When I was in
school, I had lots of friends. I never had any fear of starting a new school
because usually by recess, I would have already made several lifelong friends.
Granted, when you’re six, two months is considered a lifetime, but there you
are.
By the end of the first week, I knew everyone on
the school bus. By the end of the first term, I had started making friends with
the kids in the next grade, and was on nodding terms with the kids in the lower
grade. And by the end of the year, I was picking up compost tips with the
school gardener, chatting up the lunch ladies in the school canteen (in the
faint hope that they’d add more fishballs to my mee-pok), and getting the low
down from the security guards on which teacher was sick that day.
This is not to say that I was a particularly
popular kid in school, but more to stress that when you’re that age, you have
no inhibitions, hang-ups, or social phobias, so everyone you meet is just
another person to chat to and a potential lifelong friend.
A few weeks ago, someone sent me an email. Whilst I
normally delete emails from people I don’t know, he short preview for this one
said, “I sent you…”, which, seeing as it was in the midst of Chinese New Year,
made me think I’d been sent a lovely hamper. So, I opened the message only to
find it was from a random person I’d met at a party the week before, to say
that she’d sent me a LinkedIn request.
I rolled my eyes and hit ‘delete’.
“Why am I even on that stupid thing?” I complained
to Amanda at lunch.
She adjusted a fold on her new season Gucci blouse.
“Oh, who knows? It’s all just too much. I honestly cannot keep track of anybody
or anything these days. The other day, I sat down and worked out that I have
accounts with Pinterest, Facebook, Instagram, Snapchat, WeChat, WhatsApp,
LinkedIn, Gmail, Hotmail, Yahoo, Meets Hangout, Skype and FaceTime!” Amanda paused, her eyes wide with disbelief. “I
mean, what is that all about? Why am I contactable through so many channels?”
“I can’t remember the last time I emailed a friend,
to be honest,” I told her. “I don’t even know your email address!”
“And that’s the thing,” Amanda went
on, “what’s the point of the actual telephone line? The only people who
telephone me are those annoying bank people! Oh! And I have 2,000 followers on
Instagram and I really only know, like, ten
of them personally! So, who are the rest?”
“BeyoncĂ© has 112 million followers!” I said.
“Oh my God,” Amanda sighed. “What
does that even mean?”
Later that night, Saffy said she is
now at an age when she has no interest in meeting any more new people. “My
dance card is full!” she said, her
fabulous bosom swelling like an over-excited bullfrog. “I don’t need any more
friends!”
“Except maybe Woffles Wu!” Amanda
suddenly said.
Saffy paused. “Why Woffles Wu?”
Amanda looked vague, her eyes
shifting sideways. “Well…you know…maybe…”
Saffy gasped. “You’re thinking of
getting something done! What?!”
Amanda waved her hands. “Nothing!
Nothing! I’m not being serious! Just….you know…I do wonder whether I might need
a bit of fillers or…stuff!”
The next day, on our way to the
train, Saffy said it amazes her that someone like Amanda would even think she
needs anything done to her face. “I mean, her skin is flawless! Although…I have
to say that it would be fun to sit down with Woffles for a little consultation.

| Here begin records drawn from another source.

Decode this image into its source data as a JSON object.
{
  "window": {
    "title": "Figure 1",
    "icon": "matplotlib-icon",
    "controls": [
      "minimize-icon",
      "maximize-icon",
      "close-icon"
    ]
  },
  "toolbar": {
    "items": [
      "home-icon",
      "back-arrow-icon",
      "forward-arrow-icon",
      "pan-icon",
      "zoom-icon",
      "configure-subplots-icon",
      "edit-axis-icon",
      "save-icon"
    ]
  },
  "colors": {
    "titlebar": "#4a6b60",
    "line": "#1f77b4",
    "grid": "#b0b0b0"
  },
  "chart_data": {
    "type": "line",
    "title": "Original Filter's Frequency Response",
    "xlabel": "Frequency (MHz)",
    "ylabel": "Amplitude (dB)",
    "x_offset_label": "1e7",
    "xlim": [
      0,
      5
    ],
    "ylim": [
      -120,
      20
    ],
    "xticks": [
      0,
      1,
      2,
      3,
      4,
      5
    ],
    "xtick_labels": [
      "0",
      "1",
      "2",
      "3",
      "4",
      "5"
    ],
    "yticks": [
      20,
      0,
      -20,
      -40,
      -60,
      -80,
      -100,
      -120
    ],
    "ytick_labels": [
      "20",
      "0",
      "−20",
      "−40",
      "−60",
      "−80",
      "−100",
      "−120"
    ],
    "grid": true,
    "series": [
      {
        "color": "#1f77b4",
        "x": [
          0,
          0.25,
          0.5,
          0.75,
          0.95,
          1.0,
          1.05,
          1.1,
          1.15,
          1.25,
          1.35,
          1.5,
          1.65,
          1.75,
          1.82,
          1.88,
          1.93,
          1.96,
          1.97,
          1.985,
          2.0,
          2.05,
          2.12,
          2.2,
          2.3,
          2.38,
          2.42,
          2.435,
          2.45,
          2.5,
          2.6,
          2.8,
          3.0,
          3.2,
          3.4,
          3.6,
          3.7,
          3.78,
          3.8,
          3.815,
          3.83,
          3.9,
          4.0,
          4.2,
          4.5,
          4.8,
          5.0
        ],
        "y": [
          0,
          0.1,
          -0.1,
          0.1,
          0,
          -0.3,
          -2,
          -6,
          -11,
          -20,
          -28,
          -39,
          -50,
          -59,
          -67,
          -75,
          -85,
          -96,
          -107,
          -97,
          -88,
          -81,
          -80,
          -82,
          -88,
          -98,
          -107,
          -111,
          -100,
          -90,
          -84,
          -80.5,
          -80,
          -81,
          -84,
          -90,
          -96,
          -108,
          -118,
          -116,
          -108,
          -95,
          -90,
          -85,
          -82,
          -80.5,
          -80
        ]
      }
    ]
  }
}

Say…” A contemplative note slipped into her voice. “Aren’t you friends with
him?”
I could see where this was going.
“Never met him!” I said firmly.
“But your column is just on the next
page to his!”
“I don’t know him,” I insisted.
Saffy’s voice slipped into a lower
register – the one she normally uses when she spots an Australian lifeguard at
the bar. “But it would be so easy for you to get in touch with him, no? Ask him
to drinks or something? And we’d just, you know, tag along?”
“Saf,” I said patiently. “I barely
have time for my own friends. I’m not
wasting any time making new friends
just so you and Amanda can get discounted Botox treatments!”
“Actually, I was hoping for free Botox treatments,” Saffy admitted,
her voice returning to a normal register. “I’m so poor these days!”
When she got to the office, Saffy
sent Woffles a LinkedIn invitation. If he’s sensible, he’d delete it.